Brutality and stupidity.
Competing for the highest scores in fu*ked up societal experiments of the 20th century, awards must go to the Khmer Rouge.
This Maoist inspired return to Year Zero flipped Cambodia on its head.
Suddenly a society without money, private ownership and urban living; replaced by an agrarian peasant society which saw cities evacuated and forced communes of slave labor and also the extermination of the middle class including women and children, even teachers, monks, and artists.
Cambodia’s borders closed to the outside world.

During this heinous social experiment an estimated 2 million people died from KR brutality and malnutrition.
Big numbers when you consider the KR only ruled Cambodia during the years 1975-79; ousted from power after they antagonized Communist Vietnam into an invasion of Cambodia that forced the KR into a decades-long insurgency.
The civil war and the KR only ceased to exist after the death of it leader, Pol Pot, in mysterious circumstances in 1998.

As a young backpacker, I first entered Cambodia in 1994.
Khmer Rouge guerillas had actively targeted foreigners; killing 7 that year.
Only a handful of cities were securely under Cambodian Army control and much of the countryside was off-limits. It was an edgy place to travel.

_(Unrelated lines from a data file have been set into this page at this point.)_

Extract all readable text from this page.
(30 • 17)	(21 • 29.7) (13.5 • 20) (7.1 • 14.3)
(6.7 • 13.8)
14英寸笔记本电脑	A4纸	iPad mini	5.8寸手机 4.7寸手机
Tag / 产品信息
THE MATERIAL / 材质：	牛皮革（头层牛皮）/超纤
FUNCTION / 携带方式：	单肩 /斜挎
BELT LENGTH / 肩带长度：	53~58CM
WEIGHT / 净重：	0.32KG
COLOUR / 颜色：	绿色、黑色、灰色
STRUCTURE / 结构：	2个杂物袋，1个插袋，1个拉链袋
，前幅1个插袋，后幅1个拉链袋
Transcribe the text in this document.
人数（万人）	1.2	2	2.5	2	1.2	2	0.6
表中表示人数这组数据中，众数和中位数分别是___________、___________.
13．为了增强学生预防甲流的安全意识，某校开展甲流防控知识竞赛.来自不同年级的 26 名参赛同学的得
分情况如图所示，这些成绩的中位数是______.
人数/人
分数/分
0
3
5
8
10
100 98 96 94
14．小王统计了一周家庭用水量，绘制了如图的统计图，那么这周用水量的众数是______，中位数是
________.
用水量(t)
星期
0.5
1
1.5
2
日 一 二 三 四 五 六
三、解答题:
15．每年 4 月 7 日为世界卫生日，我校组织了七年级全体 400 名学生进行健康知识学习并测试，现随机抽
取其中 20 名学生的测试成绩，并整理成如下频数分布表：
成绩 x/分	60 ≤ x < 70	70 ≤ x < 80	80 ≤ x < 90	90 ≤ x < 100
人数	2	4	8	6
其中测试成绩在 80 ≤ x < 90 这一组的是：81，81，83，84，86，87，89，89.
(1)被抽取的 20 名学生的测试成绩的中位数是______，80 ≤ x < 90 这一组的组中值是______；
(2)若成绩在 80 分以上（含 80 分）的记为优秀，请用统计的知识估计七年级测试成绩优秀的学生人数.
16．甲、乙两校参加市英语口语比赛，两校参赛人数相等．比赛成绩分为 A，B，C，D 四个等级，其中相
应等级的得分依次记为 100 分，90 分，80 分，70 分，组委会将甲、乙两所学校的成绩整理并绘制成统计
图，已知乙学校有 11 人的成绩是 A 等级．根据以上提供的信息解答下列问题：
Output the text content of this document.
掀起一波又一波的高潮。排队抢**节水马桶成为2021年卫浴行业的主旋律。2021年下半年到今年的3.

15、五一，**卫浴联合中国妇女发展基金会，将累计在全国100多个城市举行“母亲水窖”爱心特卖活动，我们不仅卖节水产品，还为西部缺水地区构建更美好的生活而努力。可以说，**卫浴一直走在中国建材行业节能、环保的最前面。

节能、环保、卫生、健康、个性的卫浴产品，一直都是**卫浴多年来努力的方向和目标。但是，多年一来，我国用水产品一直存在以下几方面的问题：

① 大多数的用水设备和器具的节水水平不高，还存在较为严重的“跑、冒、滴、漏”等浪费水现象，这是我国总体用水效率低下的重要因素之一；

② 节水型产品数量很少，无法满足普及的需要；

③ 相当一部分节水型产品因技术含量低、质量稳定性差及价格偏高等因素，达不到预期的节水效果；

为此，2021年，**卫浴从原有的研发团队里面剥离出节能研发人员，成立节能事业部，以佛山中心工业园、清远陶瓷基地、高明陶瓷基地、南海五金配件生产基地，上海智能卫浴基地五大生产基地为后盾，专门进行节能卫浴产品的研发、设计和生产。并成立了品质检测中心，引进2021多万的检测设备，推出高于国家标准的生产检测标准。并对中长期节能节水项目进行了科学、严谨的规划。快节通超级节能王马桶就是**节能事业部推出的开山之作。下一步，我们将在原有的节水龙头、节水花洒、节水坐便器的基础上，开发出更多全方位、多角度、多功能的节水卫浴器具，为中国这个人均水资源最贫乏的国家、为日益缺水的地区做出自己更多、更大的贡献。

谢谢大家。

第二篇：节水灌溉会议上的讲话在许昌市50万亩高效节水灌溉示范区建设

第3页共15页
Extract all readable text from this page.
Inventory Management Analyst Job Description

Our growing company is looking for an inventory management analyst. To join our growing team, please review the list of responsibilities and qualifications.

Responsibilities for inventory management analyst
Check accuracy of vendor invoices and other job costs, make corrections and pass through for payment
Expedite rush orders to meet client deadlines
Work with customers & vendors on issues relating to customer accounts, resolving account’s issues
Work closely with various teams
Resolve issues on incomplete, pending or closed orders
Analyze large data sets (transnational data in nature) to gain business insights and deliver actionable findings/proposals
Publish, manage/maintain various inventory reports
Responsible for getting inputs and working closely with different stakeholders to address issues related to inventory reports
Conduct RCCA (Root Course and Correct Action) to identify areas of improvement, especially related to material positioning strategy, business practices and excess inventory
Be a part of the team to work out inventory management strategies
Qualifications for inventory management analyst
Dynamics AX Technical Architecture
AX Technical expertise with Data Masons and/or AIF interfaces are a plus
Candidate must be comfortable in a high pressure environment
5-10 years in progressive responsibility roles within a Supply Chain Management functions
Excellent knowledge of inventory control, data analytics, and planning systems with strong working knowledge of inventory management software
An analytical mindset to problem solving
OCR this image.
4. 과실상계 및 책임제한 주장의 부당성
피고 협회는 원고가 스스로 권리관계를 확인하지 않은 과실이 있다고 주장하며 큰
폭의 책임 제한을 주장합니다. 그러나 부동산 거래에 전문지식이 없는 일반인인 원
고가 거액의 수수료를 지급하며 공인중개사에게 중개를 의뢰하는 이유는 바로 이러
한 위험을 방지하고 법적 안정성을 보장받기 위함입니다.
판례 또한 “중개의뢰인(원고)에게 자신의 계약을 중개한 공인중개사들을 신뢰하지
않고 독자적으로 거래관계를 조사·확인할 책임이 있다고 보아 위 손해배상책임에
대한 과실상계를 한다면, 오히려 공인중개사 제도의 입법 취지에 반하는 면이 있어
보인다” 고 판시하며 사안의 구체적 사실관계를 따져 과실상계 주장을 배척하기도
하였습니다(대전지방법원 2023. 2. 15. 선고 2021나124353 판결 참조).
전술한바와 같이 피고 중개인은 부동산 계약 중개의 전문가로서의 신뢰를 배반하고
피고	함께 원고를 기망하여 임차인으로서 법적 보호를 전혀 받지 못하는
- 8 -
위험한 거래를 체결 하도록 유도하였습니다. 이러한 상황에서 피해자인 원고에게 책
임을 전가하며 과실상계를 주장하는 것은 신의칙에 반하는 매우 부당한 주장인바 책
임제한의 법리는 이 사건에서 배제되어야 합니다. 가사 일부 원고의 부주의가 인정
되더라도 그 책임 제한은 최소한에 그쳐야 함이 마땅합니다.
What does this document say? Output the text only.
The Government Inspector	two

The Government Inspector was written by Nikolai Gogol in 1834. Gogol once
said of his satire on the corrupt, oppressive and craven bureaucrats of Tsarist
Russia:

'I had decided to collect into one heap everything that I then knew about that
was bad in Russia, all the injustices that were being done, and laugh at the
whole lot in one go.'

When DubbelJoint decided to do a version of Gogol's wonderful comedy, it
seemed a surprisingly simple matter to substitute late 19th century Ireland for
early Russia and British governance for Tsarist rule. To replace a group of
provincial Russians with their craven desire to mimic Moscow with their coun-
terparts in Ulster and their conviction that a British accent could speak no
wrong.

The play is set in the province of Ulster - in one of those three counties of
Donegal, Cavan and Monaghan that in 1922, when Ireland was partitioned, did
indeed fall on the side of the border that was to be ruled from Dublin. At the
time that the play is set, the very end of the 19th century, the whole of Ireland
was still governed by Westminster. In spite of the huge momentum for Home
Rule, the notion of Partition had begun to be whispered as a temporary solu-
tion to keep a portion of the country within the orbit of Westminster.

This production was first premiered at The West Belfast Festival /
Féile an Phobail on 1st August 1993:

I recall back then at Angkor in 1994, gunfire across the rainforest.
Later in the evening, I heard that KR guerrillas had attacked at the Roluos group of temples, murdering a number of Cambodian kids within the army perimeter of the Angkor temple zone.
Since 1994, I have returned to Cambodia numerous times.
But only on a recent visit (2014) did I finally set off to explore the Khmer Rouge legacy in north-western Cambodia.
I started at the former Khmer Rouge stronghold of Anlong Veng

Today, ex-Khmer Rouge and their descendants still dominate the area near the Thai border.
The town is quiet, with some modern facilities. There’s no tourists, traveller cafes, souvenirs stalls or even a 7-Eleven store. Locals stare at the stranger. Kids gather. Adults seem shy. But they are friendly when I say, “Hi”, smile and wave. I am a novelty.
Beyond Anlong Veng, I hired a moto-taxi to take me into the Dangrek mountains on the Thai border.
First stop was the easily accessible spot of Pol Pot’s cremation site. And then, we continued into the jungle along rough trails passing army sandbag positions.

In reality there was very little to see. But I wanted to visit all the same.
I felt weird. Even a little apprehensive about this exploration.
Yet, I felt compelled.

Partly it was historical interest.
Also, the fact that if the KR had caught me in 1994 – they would have surely murdered me.
My edgy experience of Cambodia 1994 now juxtaposes with the safety and sunshine of today (2014).
The bright day, the cheerful birds, the serene silence, hold back the darkness of Cambodia during the Khmer Rouge.
And again, I ask myself: Why is human evolution tarnished by so much murderous insanity?